As someone who lives in a humid, wet area that goes from -40 at night in winter to 100+ F in summer, I also vastly prefer Fahrenheit.

The difference between 60, 70, 80 and 90 is pretty profound with humidity, and the same is true in winter. I don't think I've ever set a thermometer to freezing or boiling, ever. All of my kitchen appliances have numbers representing their power draw.

1 comments

Well, it's been working fine for me for about 15 years, let's agree to disagree here.

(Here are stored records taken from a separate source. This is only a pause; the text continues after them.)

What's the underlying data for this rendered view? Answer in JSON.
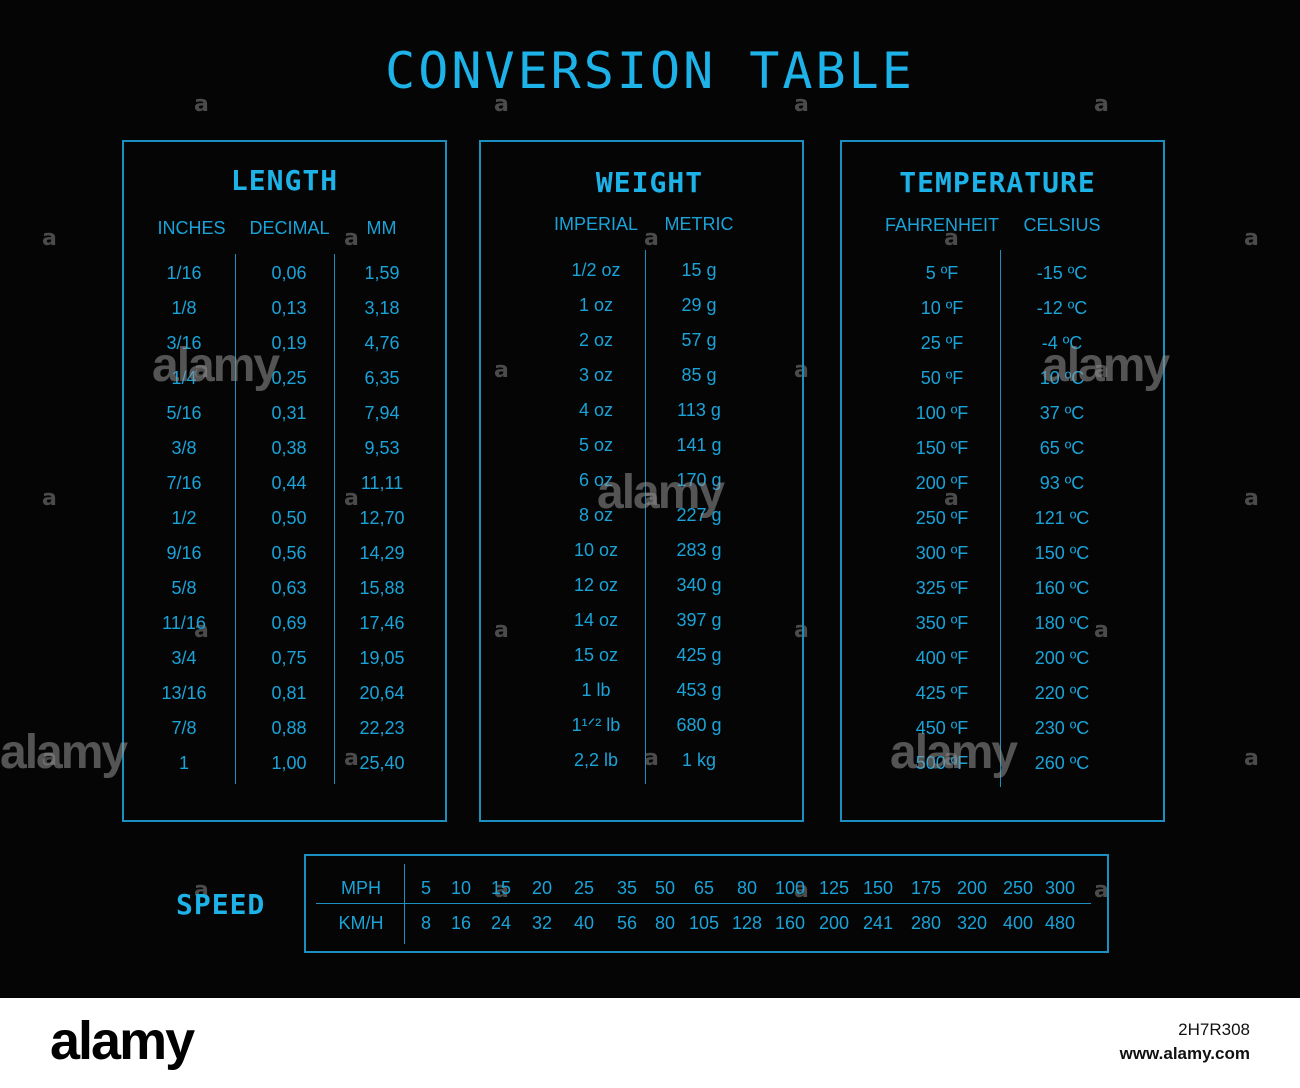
{
  "title": "CONVERSION TABLE",
  "length": {
    "title": "LENGTH",
    "headers": [
      "INCHES",
      "DECIMAL",
      "MM"
    ],
    "rows": [
      [
        "1/16",
        "0,06",
        "1,59"
      ],
      [
        "1/8",
        "0,13",
        "3,18"
      ],
      [
        "3/16",
        "0,19",
        "4,76"
      ],
      [
        "1/4",
        "0,25",
        "6,35"
      ],
      [
        "5/16",
        "0,31",
        "7,94"
      ],
      [
        "3/8",
        "0,38",
        "9,53"
      ],
      [
        "7/16",
        "0,44",
        "11,11"
      ],
      [
        "1/2",
        "0,50",
        "12,70"
      ],
      [
        "9/16",
        "0,56",
        "14,29"
      ],
      [
        "5/8",
        "0,63",
        "15,88"
      ],
      [
        "11/16",
        "0,69",
        "17,46"
      ],
      [
        "3/4",
        "0,75",
        "19,05"
      ],
      [
        "13/16",
        "0,81",
        "20,64"
      ],
      [
        "7/8",
        "0,88",
        "22,23"
      ],
      [
        "1",
        "1,00",
        "25,40"
      ]
    ]
  },
  "weight": {
    "title": "WEIGHT",
    "headers": [
      "IMPERIAL",
      "METRIC"
    ],
    "rows": [
      [
        "1/2 oz",
        "15 g"
      ],
      [
        "1 oz",
        "29 g"
      ],
      [
        "2 oz",
        "57 g"
      ],
      [
        "3 oz",
        "85 g"
      ],
      [
        "4 oz",
        "113 g"
      ],
      [
        "5 oz",
        "141 g"
      ],
      [
        "6 oz",
        "170 g"
      ],
      [
        "8 oz",
        "227 g"
      ],
      [
        "10 oz",
        "283 g"
      ],
      [
        "12 oz",
        "340 g"
      ],
      [
        "14 oz",
        "397 g"
      ],
      [
        "15 oz",
        "425 g"
      ],
      [
        "1 lb",
        "453 g"
      ],
      [
        "1¹ᐟ² lb",
        "680 g"
      ],
      [
        "2,2 lb",
        "1 kg"
      ]
    ]
  },
  "temperature": {
    "title": "TEMPERATURE",
    "headers": [
      "FAHRENHEIT",
      "CELSIUS"
    ],
    "rows": [
      [
        "5 ºF",
        "-15 ºC"
      ],
      [
        "10 ºF",
        "-12 ºC"
      ],
      [
        "25 ºF",
        "-4 ºC"
      ],
      [
        "50 ºF",
        "10 ºC"
      ],
      [
        "100 ºF",
        "37 ºC"
      ],
      [
        "150 ºF",
        "65 ºC"
      ],
      [
        "200 ºF",
        "93 ºC"
      ],
      [
        "250 ºF",
        "121 ºC"
      ],
      [
        "300 ºF",
        "150 ºC"
      ],
      [
        "325 ºF",
        "160 ºC"
      ],
      [
        "350 ºF",
        "180 ºC"
      ],
      [
        "400 ºF",
        "200 ºC"
      ],
      [
        "425 ºF",
        "220 ºC"
      ],
      [
        "450 ºF",
        "230 ºC"
      ],
      [
        "500 ºF",
        "260 ºC"
      ]
    ]
  },
  "speed": {
    "title": "SPEED",
    "mph_label": "MPH",
    "kmh_label": "KM/H",
    "mph": [
      "5",
      "10",
      "15",
      "20",
      "25",
      "35",
      "50",
      "65",
      "80",
      "100",
      "125",
      "150",
      "175",
      "200",
      "250",
      "300"
    ],
    "kmh": [
      "8",
      "16",
      "24",
      "32",
      "40",
      "56",
      "80",
      "105",
      "128",
      "160",
      "200",
      "241",
      "280",
      "320",
      "400",
      "480"
    ]
  },
  "watermark": {
    "logo": "alamy",
    "image_id": "2H7R308",
    "url": "www.alamy.com"
  },
  "colors": {
    "accent": "#1db2e8",
    "text": "#1aa3d8",
    "border": "#1a8fc0",
    "background": "#050505"
  }
}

I would still find it easier to remember to change the tires at +1°C than whatever the hell it comes down to in Fahrenheit.

I too live in a region with 80 (Celsius) degree yearly variation (sometimes more; the maximum yearly difference I've lived through is about 90 degrees IIRC: -45 in January to +43 in July), and Fahrenheit makes absolutely no sense to me in this climate.

> Well, it's been working fine for me for about 15 years, let's agree to disagree here.

If you want to convince yourself, go out on the road in non-winter tires when it is sub-40F, find an open space where you can experiment, and then do a panic stop. Like you might have to do if someone jumps out in front of you.

That is what convinced me to not wait until it was freezing before I put on cold weather tires.

Winter tyres are less to do with freezing water and more to do with the way the tire compound in summer tires hardens/loses elasticity and therefore grip in lower temperatures, around 7 degrees Celsius.